DIYARBAKIR, Kurdish Capital, — The Human Rights Association (İHD) Diyarbakir Branch has published a new report on the number of Kurdish children who have been taken into custody and arrested in the first four months of the year.
The figures are shocking. According to the report, 352 children were taken into custody, while 116 of them were then remanded in custody. In the same period last year, the number of children taken into custody had been of 286 while those subsequently arrested had been 95.
In the last 16 months the number of children taken into custody rose to 638 while the children arrested have been 211.
IHD Diyarbakir Branch Secretary Raci Bilici accused the government, which changed the Anti-Terrorism Law in 2006, of allowing these children to be tried as if they were adults.
Lawyer Keziban Yılmaz also criticized the law, saying that: “these children were arrested for having taken part in a demonstration, having thrown stones, having chanted slogans or having shown victory signs. All of which was considered enough evidence for the court to punish them for being members of an illegal organizations. Some of the sentences given for such crimes are even longer than their age. The latest changes made to the Law on June 22, 2010, did not help to solve this problem. There is a law currently in effect allowing courts to punish children as if they were adults. We need to change it to save our children.”

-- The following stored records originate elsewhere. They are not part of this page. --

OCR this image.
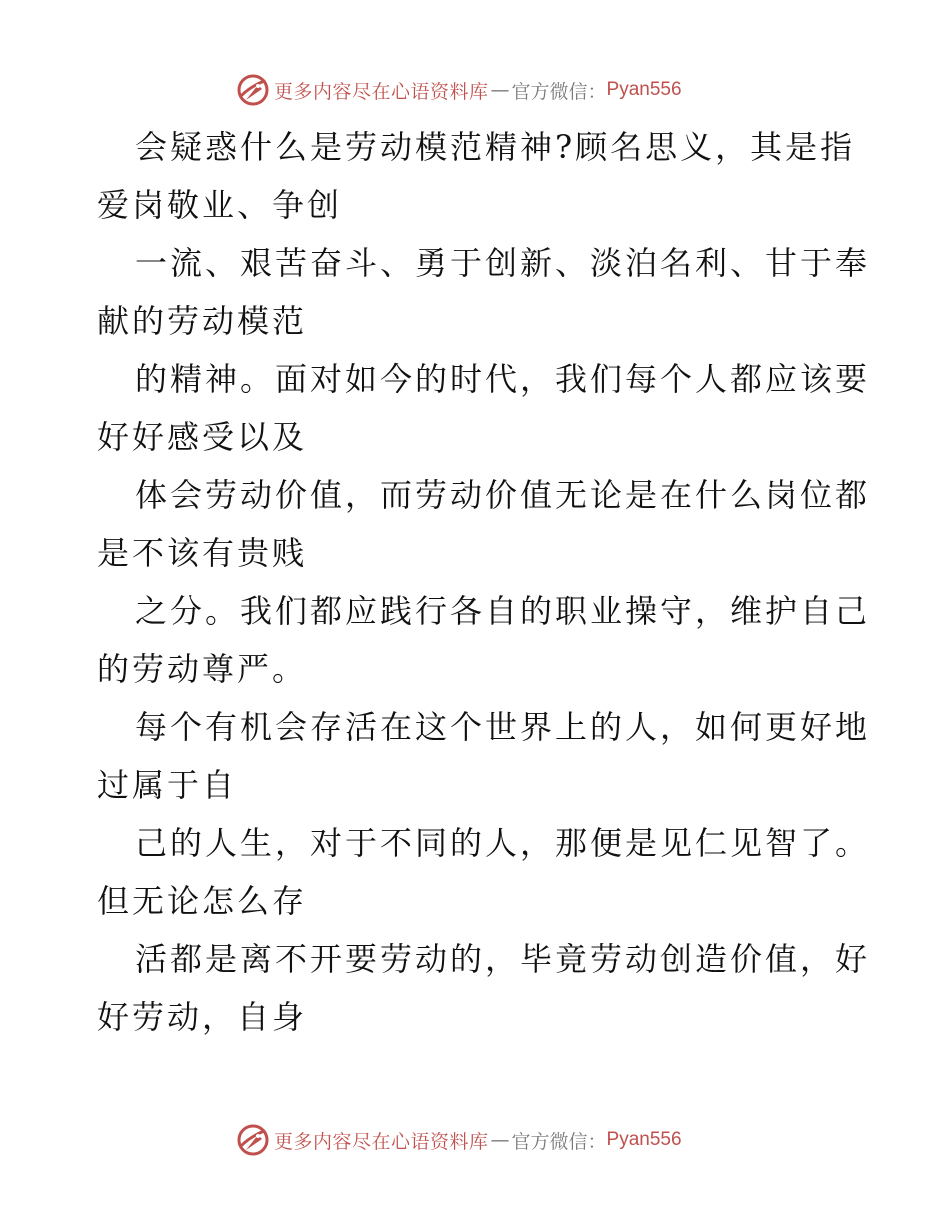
更多内容尽在心语资料库 — 官方微信： Pyan556
会疑惑什么是劳动模范精神?顾名思义，其是指
爱岗敬业、争创
一流、艰苦奋斗、勇于创新、淡泊名利、甘于奉
献的劳动模范
的精神。面对如今的时代，我们每个人都应该要
好好感受以及
体会劳动价值，而劳动价值无论是在什么岗位都
是不该有贵贱
之分。我们都应践行各自的职业操守，维护自己
的劳动尊严。
每个有机会存活在这个世界上的人，如何更好地
过属于自
己的人生，对于不同的人，那便是见仁见智了。
但无论怎么存
活都是离不开要劳动的，毕竟劳动创造价值，好
好劳动，自身
更多内容尽在心语资料库 — 官方微信： Pyan556
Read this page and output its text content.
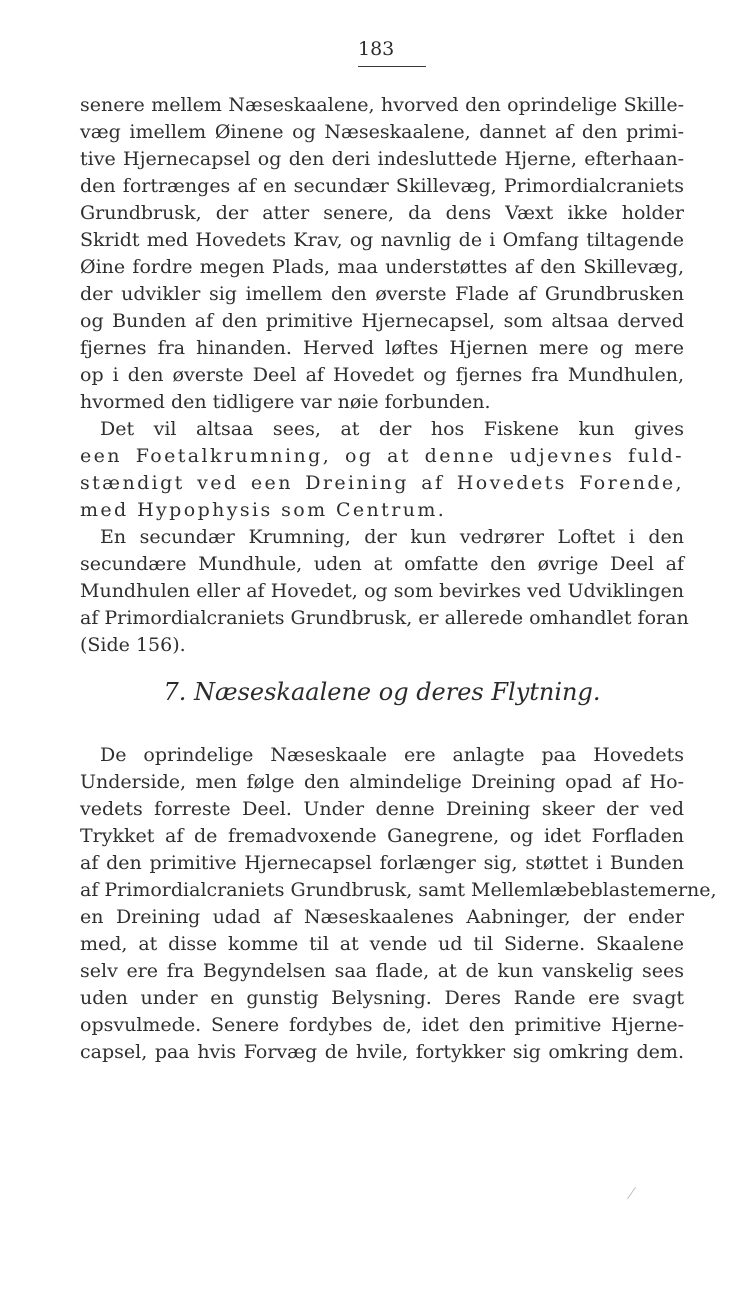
183
senere mellem Næseskaalene, hvorved den oprindelige Skille-
væg imellem Øinene og Næseskaalene, dannet af den primi-
tive Hjernecapsel og den deri indesluttede Hjerne, efterhaan-
den fortrænges af en secundær Skillevæg, Primordialcraniets
Grundbrusk, der atter senere, da dens Væxt ikke holder
Skridt med Hovedets Krav, og navnlig de i Omfang tiltagende
Øine fordre megen Plads, maa understøttes af den Skillevæg,
der udvikler sig imellem den øverste Flade af Grundbrusken
og Bunden af den primitive Hjernecapsel, som altsaa derved
fjernes fra hinanden. Herved løftes Hjernen mere og mere
op i den øverste Deel af Hovedet og fjernes fra Mundhulen,
hvormed den tidligere var nøie forbunden.
Det vil altsaa sees, at der hos Fiskene kun gives
een Foetalkrumning, og at denne udjevnes fuld-
stændigt ved een Dreining af Hovedets Forende,
med Hypophysis som Centrum.
En secundær Krumning, der kun vedrører Loftet i den
secundære Mundhule, uden at omfatte den øvrige Deel af
Mundhulen eller af Hovedet, og som bevirkes ved Udviklingen
af Primordialcraniets Grundbrusk, er allerede omhandlet foran
(Side 156).
7. Næseskaalene og deres Flytning.
De oprindelige Næseskaale ere anlagte paa Hovedets
Underside, men følge den almindelige Dreining opad af Ho-
vedets forreste Deel. Under denne Dreining skeer der ved
Trykket af de fremadvoxende Ganegrene, og idet Forfladen
af den primitive Hjernecapsel forlænger sig, støttet i Bunden
af Primordialcraniets Grundbrusk, samt Mellemlæbeblastemerne,
en Dreining udad af Næseskaalenes Aabninger, der ender
med, at disse komme til at vende ud til Siderne. Skaalene
selv ere fra Begyndelsen saa flade, at de kun vanskelig sees
uden under en gunstig Belysning. Deres Rande ere svagt
opsvulmede. Senere fordybes de, idet den primitive Hjerne-
capsel, paa hvis Forvæg de hvile, fortykker sig omkring dem.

At the same time of the İHD’s Diyarbakir press conference to denounce the trial against children, a child was remanded in custody together with seven adults for “producing propaganda for an illegal organization”. They had been detained with 12 others following police’s house raids in Urfa and Cizre, two days ago.
Meanwhile the military operation in Diyarbakir’s district Lice continue, while the people in Adana held a protest against military operations. Police attacked the crowd and injured five demonstrators.